When I was younger, my parents had a rule on family holidays that we could not eat at McDonald’s or Starbucks when we were away. A way of preserving the cultural experiences of our trips, this unfortunately didn’t always work. A late night McDonald’s after a delayed flight and a Starbucks early the morning after were just too convenient to resist at times, and once broken a rule never holds quite the same. 

I completely understand my parents thoughts when they decided this was the way family holidays should be. I have many treasured memories of tasting new delicacies in restaurants far away from the tourist trail having no idea what I was about to eat, ordering using a few words thrown together from a phrase book and some pointing. This has led to some slightly less palatable ones after the local delicacies which proved themselves to be… interesting. 

This summer, however, our destination of choice was California, and it’s not hard to argue that the local cultural staples are the McDonalds and Starbucks we spent many trips avoiding. This proved to be an interesting experience in itself; Starbucks tastes somewhat sweeter across the pond, portion sizes are enlarged and the choices seem to be endless. 

While big brands are the centrepiece of American culture, this is not so true for other nations worldwide and there is much fear that globalisation is impacting upon cultural integrity. Brands have the power to change culture through their products and advertising and need to seriously consider the impact they may be having. But merely considering the impacts isn’t enough – there needs to be more safeguards to keep corporations responsible for the consequences of their actions in developing nations: native cultures need to have a voice. 

However, a piece in Forbes last year suggests that for both culture and brands to thrive, they should be intertwined. The argument being that both find their roots in stories and storytelling, and they need to tell stories that people can relate to. This could mean not telling people living in rural areas of Asia about the characters on American TV but about their local celebrities, but it could also mean telling consumers in Hanoi about the ways they could benefit from a development. While it appears that this idea could provide a dual benefit, the idea of having culture and corporate so closely linked seems scary, and rightly so. It’s important to consider who the storyteller is in this narrative, and what their intentions are. I’m sure we all know that for the most part big brands don’t care about the issues occuring in rural native populations.  While there has been a rise in ‘conscious’ brands whose marketing is structured around the positive messages of their brand identity, the transparency of these companies is still up for debate. 

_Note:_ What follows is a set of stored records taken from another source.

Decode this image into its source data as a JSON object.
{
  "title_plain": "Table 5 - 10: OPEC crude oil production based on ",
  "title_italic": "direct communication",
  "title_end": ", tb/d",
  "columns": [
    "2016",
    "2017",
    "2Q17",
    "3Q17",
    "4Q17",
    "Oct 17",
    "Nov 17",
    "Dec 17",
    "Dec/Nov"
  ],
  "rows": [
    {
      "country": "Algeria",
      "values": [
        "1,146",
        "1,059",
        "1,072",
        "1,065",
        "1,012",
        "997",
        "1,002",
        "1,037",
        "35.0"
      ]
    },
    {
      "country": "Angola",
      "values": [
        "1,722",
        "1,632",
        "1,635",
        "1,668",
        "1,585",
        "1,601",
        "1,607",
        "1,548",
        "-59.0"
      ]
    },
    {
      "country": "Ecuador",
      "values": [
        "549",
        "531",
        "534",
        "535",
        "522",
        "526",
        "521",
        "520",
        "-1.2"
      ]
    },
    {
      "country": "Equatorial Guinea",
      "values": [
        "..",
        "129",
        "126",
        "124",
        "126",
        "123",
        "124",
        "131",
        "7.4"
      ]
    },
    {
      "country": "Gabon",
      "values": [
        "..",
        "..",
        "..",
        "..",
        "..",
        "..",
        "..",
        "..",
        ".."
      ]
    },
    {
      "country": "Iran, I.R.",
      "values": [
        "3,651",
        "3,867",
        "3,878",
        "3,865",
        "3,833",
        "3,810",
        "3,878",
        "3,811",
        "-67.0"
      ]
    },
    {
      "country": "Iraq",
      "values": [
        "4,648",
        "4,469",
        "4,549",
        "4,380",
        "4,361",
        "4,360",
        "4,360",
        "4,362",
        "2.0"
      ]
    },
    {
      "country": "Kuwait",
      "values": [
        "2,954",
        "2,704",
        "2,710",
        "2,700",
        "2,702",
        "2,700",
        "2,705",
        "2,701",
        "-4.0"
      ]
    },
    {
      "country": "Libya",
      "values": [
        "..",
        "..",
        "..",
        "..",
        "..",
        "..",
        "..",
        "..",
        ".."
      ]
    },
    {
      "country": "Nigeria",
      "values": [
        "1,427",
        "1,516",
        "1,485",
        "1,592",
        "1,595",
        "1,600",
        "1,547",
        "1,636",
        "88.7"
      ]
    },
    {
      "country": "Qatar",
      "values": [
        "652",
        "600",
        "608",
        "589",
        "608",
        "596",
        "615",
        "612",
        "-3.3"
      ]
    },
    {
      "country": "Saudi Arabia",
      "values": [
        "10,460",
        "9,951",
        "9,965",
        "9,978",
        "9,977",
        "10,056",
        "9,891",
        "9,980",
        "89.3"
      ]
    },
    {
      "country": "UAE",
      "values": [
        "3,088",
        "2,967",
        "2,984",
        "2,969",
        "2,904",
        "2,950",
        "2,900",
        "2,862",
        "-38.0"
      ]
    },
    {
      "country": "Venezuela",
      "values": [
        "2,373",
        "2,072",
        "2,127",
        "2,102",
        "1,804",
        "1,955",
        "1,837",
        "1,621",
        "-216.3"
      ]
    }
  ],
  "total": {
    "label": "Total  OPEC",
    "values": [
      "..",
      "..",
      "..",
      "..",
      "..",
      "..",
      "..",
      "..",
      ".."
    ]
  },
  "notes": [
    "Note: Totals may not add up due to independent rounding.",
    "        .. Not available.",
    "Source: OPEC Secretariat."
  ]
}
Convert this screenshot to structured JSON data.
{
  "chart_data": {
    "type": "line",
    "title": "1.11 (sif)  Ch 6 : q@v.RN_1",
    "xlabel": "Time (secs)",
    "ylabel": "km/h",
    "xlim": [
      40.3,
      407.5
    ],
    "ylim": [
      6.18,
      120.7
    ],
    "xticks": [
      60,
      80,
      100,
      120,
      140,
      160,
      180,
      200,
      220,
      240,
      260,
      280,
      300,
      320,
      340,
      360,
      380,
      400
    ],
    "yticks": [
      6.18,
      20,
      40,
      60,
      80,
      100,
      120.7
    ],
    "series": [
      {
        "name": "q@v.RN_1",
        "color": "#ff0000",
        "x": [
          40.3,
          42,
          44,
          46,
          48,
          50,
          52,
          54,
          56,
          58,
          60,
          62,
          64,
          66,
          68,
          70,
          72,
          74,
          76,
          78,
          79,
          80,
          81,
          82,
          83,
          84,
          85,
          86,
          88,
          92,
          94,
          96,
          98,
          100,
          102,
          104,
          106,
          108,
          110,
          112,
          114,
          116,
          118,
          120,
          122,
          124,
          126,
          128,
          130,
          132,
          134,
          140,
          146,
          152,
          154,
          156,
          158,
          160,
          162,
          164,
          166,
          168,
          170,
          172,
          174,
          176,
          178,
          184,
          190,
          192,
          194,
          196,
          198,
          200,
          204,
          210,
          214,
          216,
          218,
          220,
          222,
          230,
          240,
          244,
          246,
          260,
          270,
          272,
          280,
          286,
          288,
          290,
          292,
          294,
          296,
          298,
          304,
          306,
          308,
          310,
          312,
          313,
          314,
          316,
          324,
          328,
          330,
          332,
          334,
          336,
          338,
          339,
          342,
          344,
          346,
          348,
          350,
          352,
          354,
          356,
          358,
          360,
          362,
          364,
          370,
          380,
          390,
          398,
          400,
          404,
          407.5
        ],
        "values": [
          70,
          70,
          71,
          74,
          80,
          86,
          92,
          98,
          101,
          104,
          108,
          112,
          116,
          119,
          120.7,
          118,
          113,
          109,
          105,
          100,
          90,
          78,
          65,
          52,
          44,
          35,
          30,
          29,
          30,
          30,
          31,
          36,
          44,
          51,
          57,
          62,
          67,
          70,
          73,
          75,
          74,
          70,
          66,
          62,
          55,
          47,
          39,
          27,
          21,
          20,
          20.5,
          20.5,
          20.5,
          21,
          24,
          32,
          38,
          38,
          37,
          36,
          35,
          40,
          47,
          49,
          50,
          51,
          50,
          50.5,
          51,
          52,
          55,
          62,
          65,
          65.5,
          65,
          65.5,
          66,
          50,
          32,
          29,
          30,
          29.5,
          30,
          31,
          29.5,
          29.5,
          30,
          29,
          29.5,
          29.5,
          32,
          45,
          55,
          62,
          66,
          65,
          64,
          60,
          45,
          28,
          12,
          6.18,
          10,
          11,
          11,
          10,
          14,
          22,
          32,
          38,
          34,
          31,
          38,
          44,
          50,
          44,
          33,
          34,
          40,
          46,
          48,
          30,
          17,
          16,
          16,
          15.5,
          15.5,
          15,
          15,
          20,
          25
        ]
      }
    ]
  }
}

Tourists need to also consider how they spend their so called ‘tourist dollar’. How tourists spend their money directly contributes to the development of growing economies and dictates whether smaller businesses will survive the growth period. For many small business owners, being able to feed their families their dinner depends directly upon visitors deciding to buy their wares that day, and with corporate competition increasing, there are worries that it will get harder to stay afloat. 

While more McDonald’s and Starbucks will be popping up around the globe, I’ll still try and avoid them on my next trip in the hopes that my tourist dollars can directly contribute to someone’s livelihood instead.